Gefragt sind Maßnahmen, die in der Wahrnehmung der deutschen und resteuropäischen Bevölkerung auf wenig Verständnis stießen. Das Hochwasserschutzgesetz sieht hierzu einige Regelungen vor. So gilt seit Anfang 2013 das Verbot von Ackerbau und landwirtschaftlicher Nutzung in von Hochwasser gefährdeten Gebieten. Auch gilt, dass die in solchen Gebieten lebende Bevölkerung „geeignete Maßnahmen“ zur Sicherung ihres Hab und Guts eigenverantwortlich zu treffen hat. Allerdings wird in diesem noch lange nicht ausreichenden Gesetz vielfach Verantwortung zur Umsetzung auf die Länder übertragen. Die wiederum delegieren an die Landkreise und so weiter. Wie in Bangladesch, wo regelmäßig der Monsun zigtausende Tote hinterlässt, will der Großteil der in Überschwemmungsgebieten lebenden deutschen Bevölkerung nicht umsiedeln oder wegziehen, obwohl Versicherer sich längst sträuben oder es ablehnen, Policen auszustellen. Das schon sollte ein Warnhinweis sein. Sollen in Deutschland künftig immer wieder zweistellige Milliardenbeträge für Wiederaufbau und Schadensregulierung geleistet werden? Oder soll auf Nachhaltigkeit zum Schutz der Bevölkerung gesetzt werden?

Nachhaltigkeit bedeutet im Zweifel Umsiedlung und Enteignung, um Flüssen ausreichend Ausbreitungsflächen zu gewähren. Am Rhein ist das in kleinen Bereichen schon lange der Fall – etwa Auen in Bonn und Düsseldorf -, und ohne Enteignung und Umsiedlung vonstatten gegangen. Bayerns Ministerpräsident Seehofer hat zumindest für landwirtschaftlich genutzte Flächen von Enteignung gesprochen. Konzepte zum radikalen Hochwasserschutz liegen schon seit Jahrzehnten in den Schubladen, und selbst neuere wissenschaftliche Erkenntnisse finden noch keinen Eingang in die Köpfe von Landräten, Regierungspräsidenten oder welchen Behörden auch immer.

Renaturierung lautet das Zauberwort, das seit mehr als 20 Jahren in den Geowissenschaften eine feste, umsetzungsfähige Größe ist. Es riecht nach Öko, Grüne/Bündnis 90, Romantik.
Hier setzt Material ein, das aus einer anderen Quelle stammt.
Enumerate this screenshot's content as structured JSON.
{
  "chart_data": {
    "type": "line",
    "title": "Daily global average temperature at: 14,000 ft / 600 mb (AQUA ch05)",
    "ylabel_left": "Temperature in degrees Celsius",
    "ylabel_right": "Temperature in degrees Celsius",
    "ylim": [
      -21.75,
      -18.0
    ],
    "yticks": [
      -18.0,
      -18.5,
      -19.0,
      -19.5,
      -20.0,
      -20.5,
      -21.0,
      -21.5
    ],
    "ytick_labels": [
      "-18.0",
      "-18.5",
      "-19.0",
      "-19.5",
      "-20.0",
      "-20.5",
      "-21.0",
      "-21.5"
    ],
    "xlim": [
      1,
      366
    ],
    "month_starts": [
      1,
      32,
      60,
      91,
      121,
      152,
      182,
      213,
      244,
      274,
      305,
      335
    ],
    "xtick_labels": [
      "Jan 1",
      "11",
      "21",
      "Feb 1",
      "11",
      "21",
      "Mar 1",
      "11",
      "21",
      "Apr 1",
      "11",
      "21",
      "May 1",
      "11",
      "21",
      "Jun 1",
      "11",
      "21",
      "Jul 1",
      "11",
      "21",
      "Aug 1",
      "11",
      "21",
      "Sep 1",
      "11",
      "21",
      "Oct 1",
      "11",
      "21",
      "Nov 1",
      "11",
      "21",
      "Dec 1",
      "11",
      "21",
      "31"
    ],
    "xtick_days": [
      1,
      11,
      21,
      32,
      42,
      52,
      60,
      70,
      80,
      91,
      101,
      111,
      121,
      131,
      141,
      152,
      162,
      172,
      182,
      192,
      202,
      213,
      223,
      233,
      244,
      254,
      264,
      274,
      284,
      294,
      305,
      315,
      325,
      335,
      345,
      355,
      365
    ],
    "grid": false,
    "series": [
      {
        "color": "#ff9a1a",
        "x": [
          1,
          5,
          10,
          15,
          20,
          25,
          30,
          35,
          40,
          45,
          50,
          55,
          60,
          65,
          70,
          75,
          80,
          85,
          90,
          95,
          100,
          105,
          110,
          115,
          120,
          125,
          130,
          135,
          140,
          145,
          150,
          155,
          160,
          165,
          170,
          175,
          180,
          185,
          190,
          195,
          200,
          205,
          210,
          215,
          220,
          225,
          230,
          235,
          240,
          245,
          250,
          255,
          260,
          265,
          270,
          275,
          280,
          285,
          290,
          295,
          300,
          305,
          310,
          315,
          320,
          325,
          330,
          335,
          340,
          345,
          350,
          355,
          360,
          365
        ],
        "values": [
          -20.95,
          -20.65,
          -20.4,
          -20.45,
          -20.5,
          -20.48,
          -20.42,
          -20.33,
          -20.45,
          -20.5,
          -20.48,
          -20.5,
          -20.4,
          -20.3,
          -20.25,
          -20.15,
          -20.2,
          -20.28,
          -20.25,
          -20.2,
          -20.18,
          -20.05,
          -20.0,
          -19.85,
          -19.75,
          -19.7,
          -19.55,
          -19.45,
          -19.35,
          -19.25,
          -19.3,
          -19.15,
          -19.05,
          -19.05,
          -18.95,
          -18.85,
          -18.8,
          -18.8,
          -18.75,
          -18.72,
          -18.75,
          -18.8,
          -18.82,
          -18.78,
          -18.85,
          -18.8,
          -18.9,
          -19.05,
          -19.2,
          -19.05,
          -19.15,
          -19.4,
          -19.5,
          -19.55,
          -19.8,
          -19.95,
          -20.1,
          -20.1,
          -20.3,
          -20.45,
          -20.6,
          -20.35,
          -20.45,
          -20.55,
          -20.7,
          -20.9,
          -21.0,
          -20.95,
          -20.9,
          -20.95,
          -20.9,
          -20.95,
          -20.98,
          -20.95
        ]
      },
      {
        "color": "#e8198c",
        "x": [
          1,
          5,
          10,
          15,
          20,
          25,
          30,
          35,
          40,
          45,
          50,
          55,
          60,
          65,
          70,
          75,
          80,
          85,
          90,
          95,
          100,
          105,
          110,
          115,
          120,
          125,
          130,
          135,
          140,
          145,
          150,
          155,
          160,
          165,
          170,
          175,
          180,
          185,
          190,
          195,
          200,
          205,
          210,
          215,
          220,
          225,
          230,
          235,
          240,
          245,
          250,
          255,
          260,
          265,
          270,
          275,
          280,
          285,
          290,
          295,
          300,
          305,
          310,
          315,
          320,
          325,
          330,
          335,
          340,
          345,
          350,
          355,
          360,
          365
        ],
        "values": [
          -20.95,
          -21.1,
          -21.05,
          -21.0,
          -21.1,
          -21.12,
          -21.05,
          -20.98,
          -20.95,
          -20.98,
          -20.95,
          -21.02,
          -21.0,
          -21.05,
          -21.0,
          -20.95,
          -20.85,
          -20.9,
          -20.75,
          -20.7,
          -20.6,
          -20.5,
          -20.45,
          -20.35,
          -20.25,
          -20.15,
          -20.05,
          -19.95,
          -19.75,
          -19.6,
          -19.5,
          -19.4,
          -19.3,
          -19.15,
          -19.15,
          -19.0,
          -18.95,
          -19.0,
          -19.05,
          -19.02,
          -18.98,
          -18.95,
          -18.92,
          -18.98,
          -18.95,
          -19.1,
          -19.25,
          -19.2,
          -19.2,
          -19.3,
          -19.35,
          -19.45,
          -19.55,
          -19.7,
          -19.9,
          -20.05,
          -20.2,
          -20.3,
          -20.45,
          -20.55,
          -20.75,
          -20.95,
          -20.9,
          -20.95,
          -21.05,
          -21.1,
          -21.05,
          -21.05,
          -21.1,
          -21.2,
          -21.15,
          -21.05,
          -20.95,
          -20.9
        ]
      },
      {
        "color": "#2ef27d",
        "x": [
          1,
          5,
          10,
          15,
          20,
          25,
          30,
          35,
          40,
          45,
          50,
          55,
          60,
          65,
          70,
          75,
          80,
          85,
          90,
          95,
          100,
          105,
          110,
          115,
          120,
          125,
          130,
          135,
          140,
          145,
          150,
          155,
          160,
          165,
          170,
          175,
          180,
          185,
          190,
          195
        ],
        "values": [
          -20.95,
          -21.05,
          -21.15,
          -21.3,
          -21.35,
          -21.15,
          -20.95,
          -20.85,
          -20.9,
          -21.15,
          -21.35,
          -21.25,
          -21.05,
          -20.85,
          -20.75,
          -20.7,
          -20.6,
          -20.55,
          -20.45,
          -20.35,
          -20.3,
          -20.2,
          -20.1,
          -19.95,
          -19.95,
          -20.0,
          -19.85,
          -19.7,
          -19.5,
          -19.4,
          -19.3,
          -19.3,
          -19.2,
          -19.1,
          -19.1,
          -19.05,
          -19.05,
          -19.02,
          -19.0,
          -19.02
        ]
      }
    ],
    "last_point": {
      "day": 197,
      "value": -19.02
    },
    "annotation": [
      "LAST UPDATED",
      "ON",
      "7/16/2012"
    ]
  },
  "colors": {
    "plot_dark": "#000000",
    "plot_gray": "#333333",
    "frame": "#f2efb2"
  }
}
Tatsächlich ist es ein rigoroses Konzept, das bisher nur unzureichend und meist kleinräumig umgesetzt wurde. Lokal reicht bei Flussystemen wie Donau, Elbe, Oder, Weichsel nicht aus. Verglichen mit den großen Überschwemmungen in China, wo der Yangtze trotz des Drei-Schluchten-Damms partiell immer noch regelmäßig über die Ufer tritt, und einer Reihe anderer Flüsse, etwa der Jialing, Ackerkrume wegschwemmen, verglichen auch mit den regelmäßigen Überschwemmungen von Russlands großen Flüssen, der großen Flut in Pakistan 2010 und in den französischen Alpen im August 2011, ist das, was gerade in Deutschland und Osteuropa geschieht, in der Fläche mickrig, in Tragik und Leid indes außerordentlich.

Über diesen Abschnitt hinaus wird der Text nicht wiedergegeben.